Re-route.
My jaw clenched.
She’d clocked another threat and moved around it without looping me in.
That bothered me more than it should have.
I pulled my phone out again.
Still nothing.
I called one of the campus runners quietly. No alarms. No commands.
“Where you at?” I asked.
“Dorm,” he said. “Why?”
“You see YaYa?”
A pause. “Nah. She left early.”
“Who did she leave with?”
Another pause. Longer this time.
“Some girl from her class. Said she needed to talk.”
That didn’t calm me.
Kenya didn’t do emotional ambushes.
I stepped back into the hallway, mind moving fast now—not reckless, but alert.

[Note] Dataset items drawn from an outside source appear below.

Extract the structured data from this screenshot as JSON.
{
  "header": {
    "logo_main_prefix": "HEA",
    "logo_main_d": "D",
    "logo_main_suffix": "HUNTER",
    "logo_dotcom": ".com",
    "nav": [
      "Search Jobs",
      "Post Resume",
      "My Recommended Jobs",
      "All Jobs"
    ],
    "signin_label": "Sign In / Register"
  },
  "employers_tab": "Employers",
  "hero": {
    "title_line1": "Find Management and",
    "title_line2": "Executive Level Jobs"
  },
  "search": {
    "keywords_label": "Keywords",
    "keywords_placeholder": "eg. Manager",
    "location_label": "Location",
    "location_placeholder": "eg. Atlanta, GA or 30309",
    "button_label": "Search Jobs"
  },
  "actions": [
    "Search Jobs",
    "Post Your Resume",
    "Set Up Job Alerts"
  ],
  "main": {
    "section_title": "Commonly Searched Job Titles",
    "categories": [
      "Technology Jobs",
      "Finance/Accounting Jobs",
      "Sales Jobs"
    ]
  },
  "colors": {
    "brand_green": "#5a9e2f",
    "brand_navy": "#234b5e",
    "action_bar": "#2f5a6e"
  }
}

That was when I saw the car.
It was parked where it shouldn’t be. The Engine was off. I didn’t approach.
I watched.
Ten minutes later, Kenya came out of the side entrance.
Relief hit me hard enough to piss me off.
She walked straight to the car, opened the door, then stopped.
She looked up and her eyes met mine.
She didn’t flinch or look surprised to see me.
She closed the door, walked over slowly, and stopped an arm’s length away.
“You followed me,” she said.
“You disappeared,” I replied.
Her gaze softened just a fraction. “I was handling something,” she said.
“You don’t handle things alone anymore,” I replied.